Business & Finance Taxes

Rental Properties & Tax Laws

    Depreciation Rule for Property Improvements or Property Repairs

    • Landlords may deduct the expenses for repair costs spent on necessary repairs. These repairs do not have to be capitalized or depreciated, since they do not add to real estate value and may be deducted immediately.

      Property improvements, such as installing new hardwood floors will need to be depreciated since the installation presumably adds to the resale value of the home. The depreciation period covers the entire period the home is used as an investment, until the taxpayer has exhausted deductible amounts or sells the home.

      In order to properly document the depreciation, the owner should document the payments and record the process used to capitalize the improvement for the property's useful life.

    Deduction Rule for Investment Expenses

    • The tax laws allow owners to deduct costs for legal fees, tax fees, advertising fees and mortgage interest from gross income. The IRS allows other costs to be deducted if the costs were expended to generate rental income.

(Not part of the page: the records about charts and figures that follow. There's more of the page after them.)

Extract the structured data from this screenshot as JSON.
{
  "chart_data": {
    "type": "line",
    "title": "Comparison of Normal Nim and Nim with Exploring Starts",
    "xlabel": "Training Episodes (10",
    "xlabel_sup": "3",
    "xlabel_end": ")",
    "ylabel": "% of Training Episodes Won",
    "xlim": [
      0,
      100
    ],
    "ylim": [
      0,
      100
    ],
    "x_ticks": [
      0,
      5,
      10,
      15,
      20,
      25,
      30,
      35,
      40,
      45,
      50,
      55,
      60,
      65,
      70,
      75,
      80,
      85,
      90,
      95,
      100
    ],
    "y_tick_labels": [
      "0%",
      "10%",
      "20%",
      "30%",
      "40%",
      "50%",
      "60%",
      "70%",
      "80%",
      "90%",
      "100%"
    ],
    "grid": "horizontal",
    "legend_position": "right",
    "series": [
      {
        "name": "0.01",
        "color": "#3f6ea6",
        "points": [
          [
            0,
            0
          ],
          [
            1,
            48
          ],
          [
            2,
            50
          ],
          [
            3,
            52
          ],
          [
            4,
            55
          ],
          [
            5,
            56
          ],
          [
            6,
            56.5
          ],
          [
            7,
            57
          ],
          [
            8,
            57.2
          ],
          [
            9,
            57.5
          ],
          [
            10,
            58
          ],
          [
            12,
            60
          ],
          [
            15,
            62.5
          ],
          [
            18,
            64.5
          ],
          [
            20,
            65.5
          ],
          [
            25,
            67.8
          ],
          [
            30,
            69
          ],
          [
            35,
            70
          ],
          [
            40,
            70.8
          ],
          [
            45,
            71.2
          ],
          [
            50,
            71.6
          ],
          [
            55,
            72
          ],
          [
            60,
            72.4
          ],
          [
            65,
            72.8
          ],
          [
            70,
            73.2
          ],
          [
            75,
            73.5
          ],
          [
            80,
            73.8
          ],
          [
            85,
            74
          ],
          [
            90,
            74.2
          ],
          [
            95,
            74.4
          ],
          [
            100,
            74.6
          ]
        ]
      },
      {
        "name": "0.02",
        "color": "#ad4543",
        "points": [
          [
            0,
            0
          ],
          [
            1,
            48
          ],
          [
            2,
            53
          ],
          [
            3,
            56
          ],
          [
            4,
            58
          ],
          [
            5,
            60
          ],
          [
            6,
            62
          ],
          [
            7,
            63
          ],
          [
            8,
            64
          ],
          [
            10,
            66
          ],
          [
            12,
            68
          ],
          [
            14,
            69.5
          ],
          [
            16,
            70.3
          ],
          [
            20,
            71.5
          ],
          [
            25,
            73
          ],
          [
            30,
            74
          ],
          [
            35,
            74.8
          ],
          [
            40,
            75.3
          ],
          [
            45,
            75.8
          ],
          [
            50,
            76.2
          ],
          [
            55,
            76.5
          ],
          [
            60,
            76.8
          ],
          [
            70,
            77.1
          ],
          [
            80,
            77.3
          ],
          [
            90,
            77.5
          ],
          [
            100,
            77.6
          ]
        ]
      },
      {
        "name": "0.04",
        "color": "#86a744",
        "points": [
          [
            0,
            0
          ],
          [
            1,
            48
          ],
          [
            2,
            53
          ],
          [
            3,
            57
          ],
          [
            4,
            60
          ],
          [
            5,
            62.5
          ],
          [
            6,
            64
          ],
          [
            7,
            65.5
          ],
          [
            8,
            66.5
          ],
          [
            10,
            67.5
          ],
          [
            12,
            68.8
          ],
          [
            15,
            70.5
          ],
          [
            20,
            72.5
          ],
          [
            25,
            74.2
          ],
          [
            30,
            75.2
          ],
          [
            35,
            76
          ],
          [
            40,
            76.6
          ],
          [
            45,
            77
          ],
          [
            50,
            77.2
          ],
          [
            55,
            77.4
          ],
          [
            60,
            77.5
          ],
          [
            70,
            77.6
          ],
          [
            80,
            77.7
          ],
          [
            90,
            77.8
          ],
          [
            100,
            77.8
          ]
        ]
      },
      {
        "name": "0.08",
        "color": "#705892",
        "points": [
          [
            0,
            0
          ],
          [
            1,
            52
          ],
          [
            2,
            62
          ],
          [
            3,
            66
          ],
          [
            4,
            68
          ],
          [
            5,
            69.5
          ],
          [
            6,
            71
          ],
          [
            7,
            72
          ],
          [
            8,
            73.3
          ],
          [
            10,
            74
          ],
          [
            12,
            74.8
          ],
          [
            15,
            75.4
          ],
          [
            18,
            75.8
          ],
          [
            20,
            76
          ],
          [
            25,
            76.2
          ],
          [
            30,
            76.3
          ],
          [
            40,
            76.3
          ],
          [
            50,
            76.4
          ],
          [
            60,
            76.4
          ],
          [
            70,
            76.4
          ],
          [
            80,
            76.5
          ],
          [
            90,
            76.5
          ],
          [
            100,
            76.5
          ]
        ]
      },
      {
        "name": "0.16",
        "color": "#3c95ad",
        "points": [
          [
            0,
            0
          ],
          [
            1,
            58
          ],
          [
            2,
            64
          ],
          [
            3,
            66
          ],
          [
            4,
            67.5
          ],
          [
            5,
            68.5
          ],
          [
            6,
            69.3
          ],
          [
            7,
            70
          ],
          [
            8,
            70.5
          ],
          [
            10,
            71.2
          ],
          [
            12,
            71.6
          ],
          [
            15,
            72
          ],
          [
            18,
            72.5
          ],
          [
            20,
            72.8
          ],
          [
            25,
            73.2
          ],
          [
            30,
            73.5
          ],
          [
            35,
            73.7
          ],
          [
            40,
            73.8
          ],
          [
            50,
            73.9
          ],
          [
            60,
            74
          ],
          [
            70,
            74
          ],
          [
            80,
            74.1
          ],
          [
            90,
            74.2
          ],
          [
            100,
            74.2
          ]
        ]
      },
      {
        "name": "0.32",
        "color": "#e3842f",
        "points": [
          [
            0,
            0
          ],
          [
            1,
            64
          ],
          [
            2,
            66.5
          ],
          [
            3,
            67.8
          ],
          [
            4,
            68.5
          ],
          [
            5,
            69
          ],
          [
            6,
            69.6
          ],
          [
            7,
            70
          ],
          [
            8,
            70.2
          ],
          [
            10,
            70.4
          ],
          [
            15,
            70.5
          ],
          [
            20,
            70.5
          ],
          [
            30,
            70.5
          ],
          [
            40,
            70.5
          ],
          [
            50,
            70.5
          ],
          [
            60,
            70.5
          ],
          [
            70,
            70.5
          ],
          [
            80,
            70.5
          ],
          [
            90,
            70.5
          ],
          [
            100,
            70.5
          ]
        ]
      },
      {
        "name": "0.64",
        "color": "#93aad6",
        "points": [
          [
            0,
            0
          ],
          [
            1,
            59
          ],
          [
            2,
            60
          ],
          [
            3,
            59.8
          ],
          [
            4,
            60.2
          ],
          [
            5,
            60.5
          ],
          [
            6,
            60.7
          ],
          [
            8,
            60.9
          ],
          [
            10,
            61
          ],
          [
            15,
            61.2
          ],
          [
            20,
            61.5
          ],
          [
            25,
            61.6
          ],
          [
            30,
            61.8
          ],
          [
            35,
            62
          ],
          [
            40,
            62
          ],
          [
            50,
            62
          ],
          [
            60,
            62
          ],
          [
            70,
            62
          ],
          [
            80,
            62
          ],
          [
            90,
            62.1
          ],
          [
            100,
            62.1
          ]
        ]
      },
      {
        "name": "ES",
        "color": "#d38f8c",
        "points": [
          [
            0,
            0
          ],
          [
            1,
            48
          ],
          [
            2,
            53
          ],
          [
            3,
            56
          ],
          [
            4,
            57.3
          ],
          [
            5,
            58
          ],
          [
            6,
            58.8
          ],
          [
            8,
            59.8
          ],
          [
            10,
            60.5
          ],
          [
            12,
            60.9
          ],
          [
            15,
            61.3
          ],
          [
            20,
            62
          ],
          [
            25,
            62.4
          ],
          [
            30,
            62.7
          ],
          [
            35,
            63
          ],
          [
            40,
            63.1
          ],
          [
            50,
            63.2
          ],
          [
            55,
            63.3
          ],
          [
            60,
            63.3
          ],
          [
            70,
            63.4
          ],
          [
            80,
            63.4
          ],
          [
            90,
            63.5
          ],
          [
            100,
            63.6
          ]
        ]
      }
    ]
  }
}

    Rule for Monthly Rent Checks

    • The monthly rental checks the landlord receives are considered income. If deposit checks are not returned, then the amount of the check also is considered income. If repair services are used to make up the rent payment, then the value of the repair services or other services provided are counted as income.

    Rule for Semi-Personal Use

    • Rental homes used for both personal and investment purposes are subject to different profit rules. Homeowners will have to report rental income if the rental period covered more than 15 days per year. Although the profits generated during the brief investment period might not be regarded as income, the taxpayer will not be able to benefit from the itemized deductions for rental expenses.

    Rule for Two-Year Capital Gains Profit

    • If the owner is able to convert the investment home into a main home or primary residence at least two years prior to the sale of the property, then the owner may be able to take the entire profit made upon the sale of the former investment property tax-free. The IRS allows $250,000 to be written-off from capital gains, if the owner is able to use it as non-investment property for this time period. Otherwise, proceeds made upon the sale are treated as capital gains profits and taxed at a different rate.

    Rule for 1031 Like-Kind Real Estate Exchanges

    • To avoid capital gains taxes, the owner may consider locating like-kind property and a tax intermediary to perform a 1031 exchange. The exchange allows the owner to avoid recognizing any gain for tax purposes. Note that if the owner subsequently sells the home, the IRS may assess capital gains at that time.